Condannato per spinte e minacce all’arbitro

19 Settembre 2018

Gissi. Giocatore del Real Liscia deve pagare al giudice di gara 1.600 euro tra pena pecuniaria e risarcimento 

GISSI. Arbitri di calcio aggrediti, insultati o minacciati. Ne sa qualcosa J.M., calciatore di 46 anni del Real Liscia. L’uomo, residente a San Salvo, è stato condannato dal giudice di pace di Gissi alla pena pecuniaria di 800 euro, più altri 800 euro di risarcimento danni per aver spinto un arbitro durante un incontro di calcio.

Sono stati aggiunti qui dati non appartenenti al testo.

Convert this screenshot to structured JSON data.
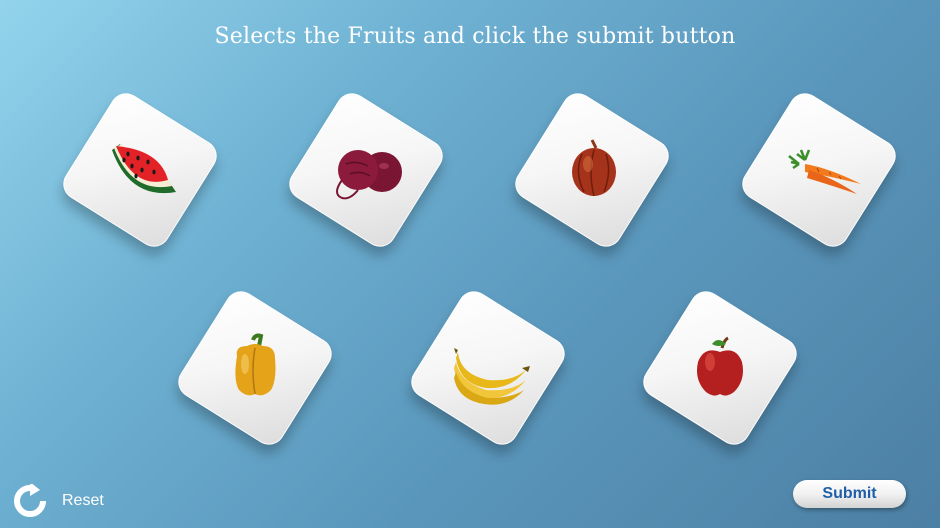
{
  "header": {
    "title": "Selects the Fruits and click the submit button"
  },
  "items": [
    {
      "label": "watermelon",
      "icon": "watermelon-icon"
    },
    {
      "label": "beetroot",
      "icon": "beetroot-icon"
    },
    {
      "label": "onion",
      "icon": "onion-icon"
    },
    {
      "label": "carrot",
      "icon": "carrot-icon"
    },
    {
      "label": "bell pepper",
      "icon": "bell-pepper-icon"
    },
    {
      "label": "banana",
      "icon": "banana-icon"
    },
    {
      "label": "apple",
      "icon": "apple-icon"
    }
  ],
  "footer": {
    "reset_label": "Reset",
    "reset_icon": "reset-arrow-icon",
    "submit_label": "Submit"
  },
  "colors": {
    "background_start": "#93d4ec",
    "background_end": "#4c7fa3",
    "submit_text": "#1f5fa8",
    "title_text": "#ffffff"
  }
}
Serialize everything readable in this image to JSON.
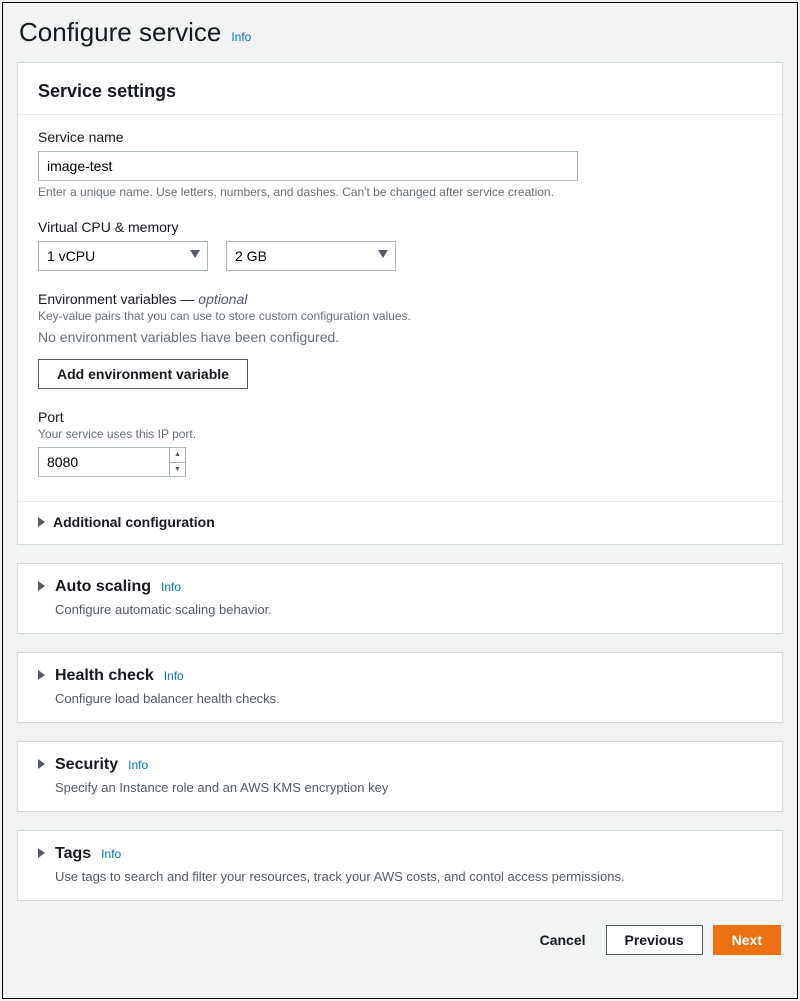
{
  "page": {
    "title": "Configure service",
    "info_label": "Info"
  },
  "service_settings": {
    "panel_title": "Service settings",
    "service_name": {
      "label": "Service name",
      "value": "image-test",
      "hint": "Enter a unique name. Use letters, numbers, and dashes. Can't be changed after service creation."
    },
    "cpu_memory": {
      "label": "Virtual CPU & memory",
      "cpu_value": "1 vCPU",
      "memory_value": "2 GB"
    },
    "env_vars": {
      "label": "Environment variables —",
      "optional": "optional",
      "sub_label": "Key-value pairs that you can use to store custom configuration values.",
      "empty_msg": "No environment variables have been configured.",
      "add_button": "Add environment variable"
    },
    "port": {
      "label": "Port",
      "sub_label": "Your service uses this IP port.",
      "value": "8080"
    },
    "additional_config_label": "Additional configuration"
  },
  "sections": {
    "auto_scaling": {
      "title": "Auto scaling",
      "info": "Info",
      "desc": "Configure automatic scaling behavior."
    },
    "health_check": {
      "title": "Health check",
      "info": "Info",
      "desc": "Configure load balancer health checks."
    },
    "security": {
      "title": "Security",
      "info": "Info",
      "desc": "Specify an Instance role and an AWS KMS encryption key"
    },
    "tags": {
      "title": "Tags",
      "info": "Info",
      "desc": "Use tags to search and filter your resources, track your AWS costs, and contol access permissions."
    }
  },
  "footer": {
    "cancel": "Cancel",
    "previous": "Previous",
    "next": "Next"
  }
}
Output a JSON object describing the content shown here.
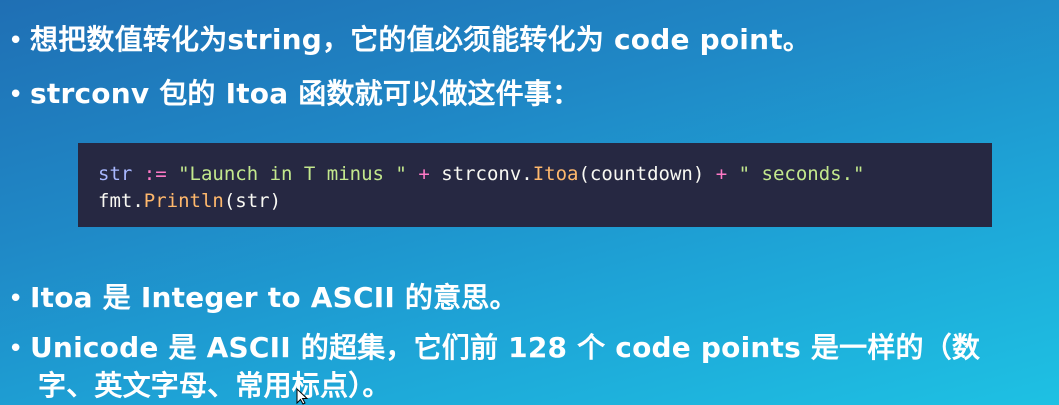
{
  "bullets": [
    {
      "text": "想把数值转化为string，它的值必须能转化为 code point。"
    },
    {
      "text": "strconv 包的 Itoa 函数就可以做这件事："
    },
    {
      "text": "Itoa 是 Integer to ASCII 的意思。"
    },
    {
      "line1": "Unicode 是 ASCII 的超集，它们前 128 个 code points 是一样的（数",
      "line2": "字、英文字母、常用标点）。"
    }
  ],
  "bullet_marker": "•",
  "code": {
    "line1": {
      "t1": "str",
      "t2": " := ",
      "t3": "\"Launch in T minus \"",
      "t4": " + ",
      "t5": "strconv.",
      "t6": "Itoa",
      "t7": "(countdown)",
      "t8": " + ",
      "t9": "\" seconds.\""
    },
    "line2": {
      "t1": "fmt.",
      "t2": "Println",
      "t3": "(str)"
    }
  },
  "colors": {
    "code_bg": "#262842",
    "identifier": "#a9b8ff",
    "operator": "#ff79c6",
    "string": "#c3e88d",
    "function": "#ffb86c",
    "text": "#ffffff"
  }
}
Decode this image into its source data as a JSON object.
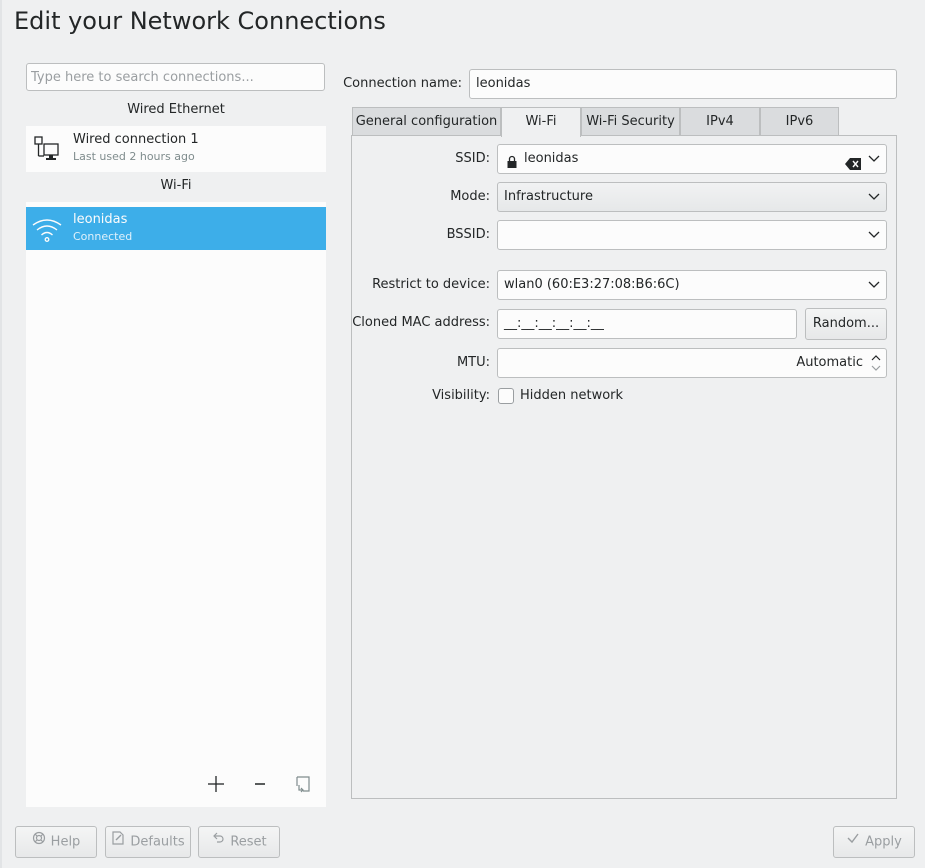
{
  "window": {
    "title": "Edit your Network Connections"
  },
  "sidebar": {
    "search_placeholder": "Type here to search connections...",
    "sections": [
      {
        "header": "Wired Ethernet",
        "items": [
          {
            "name": "Wired connection 1",
            "status": "Last used 2 hours ago",
            "icon": "wired-network-icon",
            "selected": false
          }
        ]
      },
      {
        "header": "Wi-Fi",
        "items": [
          {
            "name": "leonidas",
            "status": "Connected",
            "icon": "wifi-icon",
            "selected": true
          }
        ]
      }
    ],
    "tools": {
      "add": "add-icon",
      "remove": "remove-icon",
      "import": "import-icon"
    }
  },
  "editor": {
    "connection_name_label": "Connection name:",
    "connection_name_value": "leonidas",
    "tabs": [
      {
        "label": "General configuration",
        "active": false
      },
      {
        "label": "Wi-Fi",
        "active": true
      },
      {
        "label": "Wi-Fi Security",
        "active": false
      },
      {
        "label": "IPv4",
        "active": false
      },
      {
        "label": "IPv6",
        "active": false
      }
    ],
    "wifi": {
      "ssid_label": "SSID:",
      "ssid_value": "leonidas",
      "mode_label": "Mode:",
      "mode_value": "Infrastructure",
      "bssid_label": "BSSID:",
      "bssid_value": "",
      "restrict_label": "Restrict to device:",
      "restrict_value": "wlan0 (60:E3:27:08:B6:6C)",
      "mac_label": "Cloned MAC address:",
      "mac_value": "__:__:__:__:__:__",
      "random_button": "Random...",
      "mtu_label": "MTU:",
      "mtu_value": "Automatic",
      "visibility_label": "Visibility:",
      "hidden_network_label": "Hidden network",
      "hidden_network_checked": false
    }
  },
  "footer": {
    "help": "Help",
    "defaults": "Defaults",
    "reset": "Reset",
    "apply": "Apply"
  },
  "colors": {
    "selection": "#3daee9",
    "window_bg": "#eff0f1",
    "view_bg": "#fcfcfc",
    "border": "#bcbebf"
  }
}
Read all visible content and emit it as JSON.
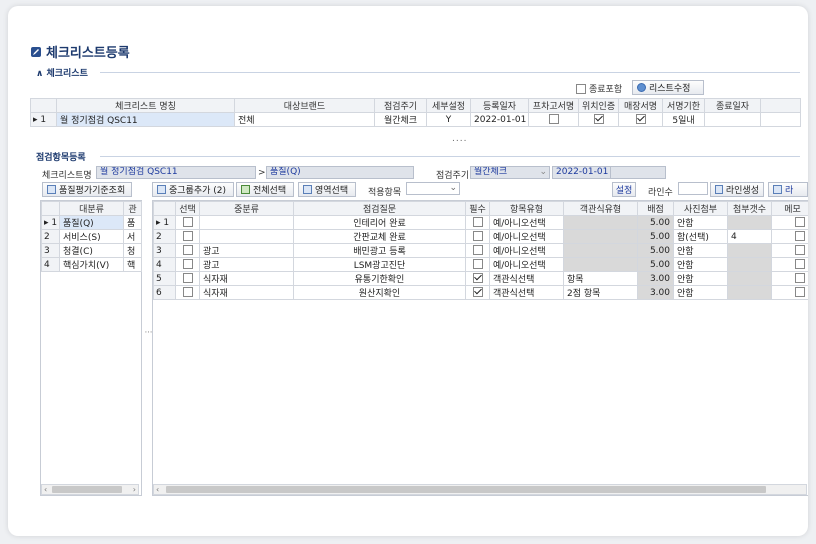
{
  "title": "체크리스트등록",
  "checklist_section": {
    "label": "체크리스트",
    "toggle": "∧",
    "end_include_label": "종료포함",
    "list_edit_label": "리스트수정",
    "columns": [
      "체크리스트 명칭",
      "대상브랜드",
      "점검주기",
      "세부설정",
      "등록일자",
      "프차고서명",
      "위치인증",
      "매장서명",
      "서명기한",
      "종료일자"
    ],
    "row": {
      "index": "▸ 1",
      "name": "월 정기점검 QSC11",
      "brand": "전체",
      "cycle": "월간체크",
      "detail": "Y",
      "date": "2022-01-01",
      "sign_limit": "5일내"
    }
  },
  "splitter_dots": "....",
  "items_section": {
    "label": "점검항목등록",
    "checklist_name_label": "체크리스트명",
    "checklist_name_value": "월 정기점검 QSC11",
    "arrow": ">",
    "category_value": "품질(Q)",
    "cycle_label": "점검주기",
    "cycle_value": "월간체크",
    "date_value": "2022-01-01"
  },
  "left_panel": {
    "button": "품질평가기준조회",
    "columns": [
      "대분류",
      "관"
    ],
    "rows": [
      {
        "idx": "▸ 1",
        "name": "품질(Q)",
        "extra": "품"
      },
      {
        "idx": "2",
        "name": "서비스(S)",
        "extra": "서"
      },
      {
        "idx": "3",
        "name": "청결(C)",
        "extra": "청"
      },
      {
        "idx": "4",
        "name": "핵심가치(V)",
        "extra": "핵"
      }
    ]
  },
  "toolbar": {
    "add_group": "중그룹추가 (2)",
    "select_all": "전체선택",
    "area_select": "영역선택",
    "apply_item": "적용항목",
    "settings": "설정",
    "line_count": "라인수",
    "line_create": "라인생성",
    "more": "라"
  },
  "main_grid": {
    "columns": [
      "선택",
      "중분류",
      "점검질문",
      "필수",
      "항목유형",
      "객관식유형",
      "배점",
      "사진첨부",
      "첨부갯수",
      "메모"
    ],
    "rows": [
      {
        "idx": "▸ 1",
        "mid": "",
        "q": "인테리어 완료",
        "req": false,
        "type": "예/아니오선택",
        "obj": "",
        "score": "5.00",
        "photo": "안함",
        "cnt": ""
      },
      {
        "idx": "2",
        "mid": "",
        "q": "간판교체 완료",
        "req": false,
        "type": "예/아니오선택",
        "obj": "",
        "score": "5.00",
        "photo": "함(선택)",
        "cnt": "4"
      },
      {
        "idx": "3",
        "mid": "광고",
        "q": "배민광고 등록",
        "req": false,
        "type": "예/아니오선택",
        "obj": "",
        "score": "5.00",
        "photo": "안함",
        "cnt": ""
      },
      {
        "idx": "4",
        "mid": "광고",
        "q": "LSM광고진단",
        "req": false,
        "type": "예/아니오선택",
        "obj": "",
        "score": "5.00",
        "photo": "안함",
        "cnt": ""
      },
      {
        "idx": "5",
        "mid": "식자재",
        "q": "유통기한확인",
        "req": true,
        "type": "객관식선택",
        "obj": "항목",
        "score": "3.00",
        "photo": "안함",
        "cnt": ""
      },
      {
        "idx": "6",
        "mid": "식자재",
        "q": "원산지확인",
        "req": true,
        "type": "객관식선택",
        "obj": "2점 항목",
        "score": "3.00",
        "photo": "안함",
        "cnt": ""
      }
    ]
  }
}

Il fatto avvenne due anni fa a Liscia in una gara di Terza categoria. Ad aggredire A.D., costretto poi a farsi medicare furono in due, ma il compagno di gioco di J.M. , un 35enne di San Salvo, E.D.A., residente a Liscia, ha preferito risarcire subito il danno procurato al giudice di gara evitando il giudizio. Ad assistere l’arbitro è stato l’avvocato Nicola Molino.
Teatro della movimentata vicenda, avvenuta il 14 aprile 2016, è stato il campo di calcio di Liscia. La squadra del Real Liscia ospitava la compagine del Vasto calcio. Il tifo era piuttosto acceso. La rabbia si scatenò quando la squadra ospite segno un gol che secondo i padroni di casa avrebbe dovuto essere annullato. Nel momento in cui il direttore di gioco decise di convalidare il gol J.M. lo spinse in modo violento facendolo cadere. Non contento, mentre l’arbitro era ancora a terra, lo minacciò. In quel momento intervenne anche E.D.A. e procurò le lesioni al direttore di gioco. Subito dopo arrivarono altre persone in soccorso all’arbitro che dopo essersi fatto medicare decise di querelare i due calciatori. La vicenda finì davanti ai giudici e questi ultimi disposero il rinvio a giudizio degli atleti. Come detto, passata la rabbia E.D.A ha preferito risarcire l’arbitro. L’altro calciatore, invece, ha deciso di affrontare il giudizio e ora oltre alla pena pecuniaria e al risarcimento del danno - 1.600 euro totali - dovrà anche pagare le spese di giudizio. Del resto sia la Figc e sia l’Aia sono state chiare. Toccare un arbitro è l'ultima cosa che dovrebbe venire in mente a qualsiasi tesserato in un torneo. «Lo spirito con cui vanno affrontate queste sfide», ha rimarcato l’avvocato Molino, «deve essere di sano agonismo, aggregazione e divertimento. Certo, un risultato in palio c’è, nessuno lo mette in dubbio, ci sono promozioni e retrocessioni, quindi bisogna dare tutto, ma sempre nel rispetto di chi scende in campo, molto spesso solo, e deve giudicare l’operato dei ventidue tentando di ridurre al minimo gli errori». (p.c.)